Kentucky and Indiana are lobbying for federal funds to cover half the cost of a bistate Ohio River bridge that would connect the Interstate-69 national trade corridor.
The I-69 Ohio River Crossing is more than 20 years in the planning and in the end will feature a four-lane, tolled bridge carrying I-69 from southern Indiana to northern Kentucky.
The new span will close a gap in the National I-69 Corridor, a key trade route that, when finished, will run from Michigan’s Canadian border to Texas’ Mexican border.
Supporters say the $1.4 billion project will spark population growth, jobs, and economic activity across the two states. Indiana projects the completion of I-69 across the Hoosier State and linking to Kentucky will generate $4 billion of new economic activity in its state.
The states on Monday applied for $632.3 million from the Multimodal Discretionary Grant Program, an umbrella program created by the Infrastructure Investment and Jobs Act that supports projects with
national or regional significance or improve infrastructure in rural areas.
The program features $15 billion in available funding through 2026, with up to
$5.575 billion available from the 2023 and 2024 allocations that are being awarded in the current round.
The umbrella program includes three prominent discretionary grant programs: the National Infrastructure Project Assistance, or Mega, program; the Infrastructure for Rebuilding America, or INFRA, program; and the Rural Surface Transportation Grant program.

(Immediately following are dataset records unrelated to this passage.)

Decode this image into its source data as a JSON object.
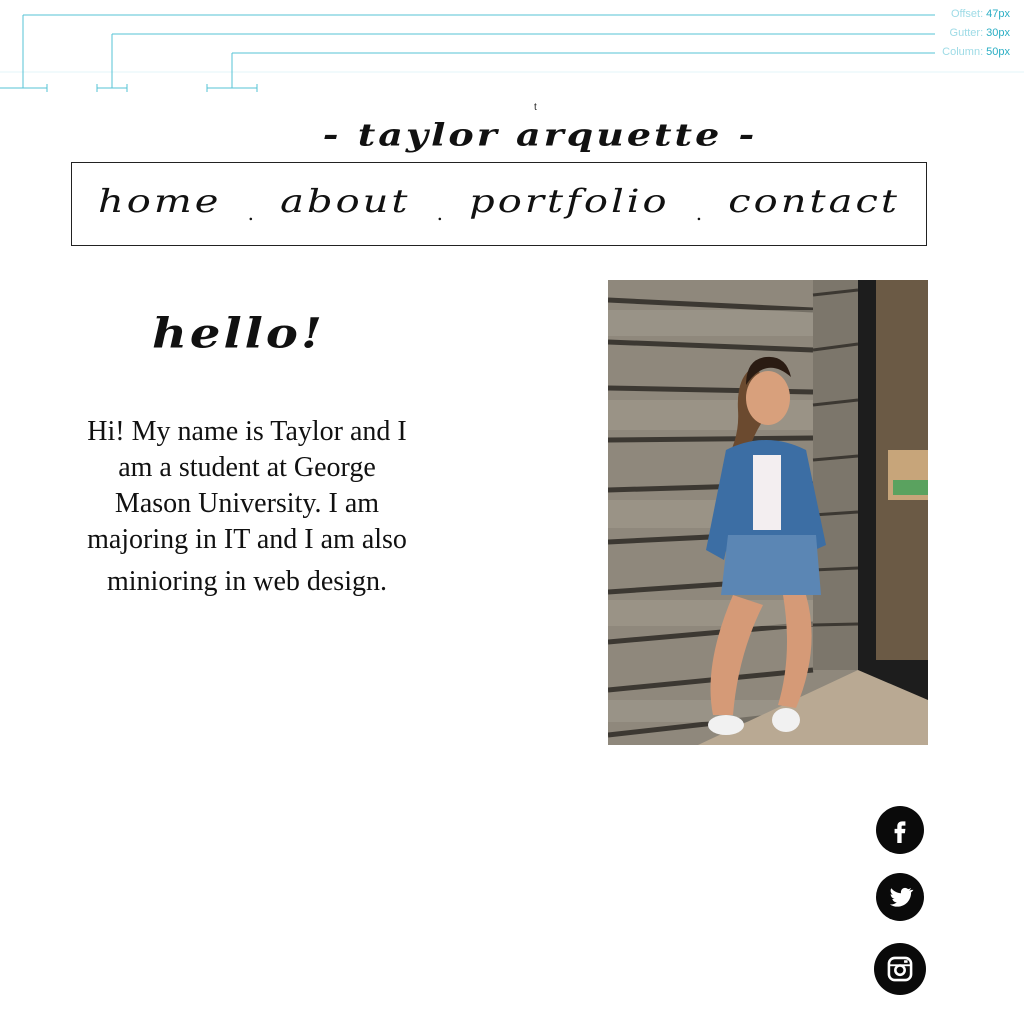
{
  "guides": {
    "offset": {
      "label": "Offset:",
      "value": "47px"
    },
    "gutter": {
      "label": "Gutter:",
      "value": "30px"
    },
    "column": {
      "label": "Column:",
      "value": "50px"
    }
  },
  "stray_text": "t",
  "site_title": "- taylor arquette -",
  "nav": {
    "items": [
      "home",
      "about",
      "portfolio",
      "contact"
    ],
    "separator": "."
  },
  "greeting": "hello!",
  "intro_lines": [
    "Hi! My name is Taylor and I",
    "am a student at George",
    "Mason University. I am",
    "majoring in IT and I am also",
    "minioring in web design."
  ],
  "social": [
    {
      "icon": "facebook-icon"
    },
    {
      "icon": "twitter-icon"
    },
    {
      "icon": "instagram-icon"
    }
  ],
  "colors": {
    "guide": "#2aaec4",
    "guide_light": "#9edbe6",
    "ink": "#111111",
    "icon_bg": "#0a0a0a"
  }
}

Last year, the administration announced $1.2 billion in Mega grants for nine projects, and Transportation Secretary Pete Buttigieg called the program “wildly competitive,” with 138 applicants and only nine winners.
The U.S. Department of Transportation last year also awarded $1.5 billion for 26 projects through the INFRA program and $274 million for 12 projects through the Rural grant program.
If the grant is approved, the states will kick in $514 million from other funding – transportation officials were not immediately available to comment on whether that would include bonds – and have already spent $265 million on environmental studies and construction of the first section of the project in Kentucky.
The awards are expected to be announced by early 2024, according to the Indiana Department of Transportation.
“Our administration has pledged to seek and compete for every available federal dollar for this much anticipated and long-needed project,” Gov. Andy Beshear said in a news release. “It’s important nationally because the crossing will close a major gap in the I-69 corridor. It’s important internationally because I-69 is a major freight corridor stretching from Canada to Mexico.”
The Ohio River crossing is one of Beshear’s top three megaproject priorities. The others are the $3.6 billion Brent Spence Bridge Corridor Project linking northern Kentucky and Cincinnati, Ohio, and the $400 million expansion and extension of the Mountain Parkway through eastern Kentucky.
It will be the second major project this century linking the two states across the Ohio River.
The $2.6 billion Ohio River Bridges project built two new spans connecting metropolitan Louisville, Kentucky with the Jeffersonville, Indiana area, about 120 miles north of the new planned bridge. The project, which includes tolls, opened in 2016.
The I-69 bridge will replace a pair of decades-old bridges that were “not designed for interstate travel,” according to the states. The crossing will be built to be more resilient to extreme weather, among other improvements.
The project is divided into three sections. Construction on the Kentucky side, led by the Kentucky Transportation Cabinet, started in the summer of 2022, and is expected to be completed by the end of 2025.
The second section is the bistate project that includes the new river crossing. Construction is set to begin in 2027 and be completed in 2031.
Construction on the third section, in Indiana, will begin in early 2024 and be completed in 2026.
I-69 will eventually run for 1,660 miles across the country. The road currently consists of 10 nonconnected segments, with progress varied depending on the state.
Kentucky is working with Tennessee to convert another 20 miles of parkway into I-69 in the southern part of the state.
Indiana is in the sixth and final stage of its I-69 project, which connects the capital, Indianapolis, to Evansville, and is expected to carry a total price tag of $4 billion. The full highway is set to open by the end of 2024.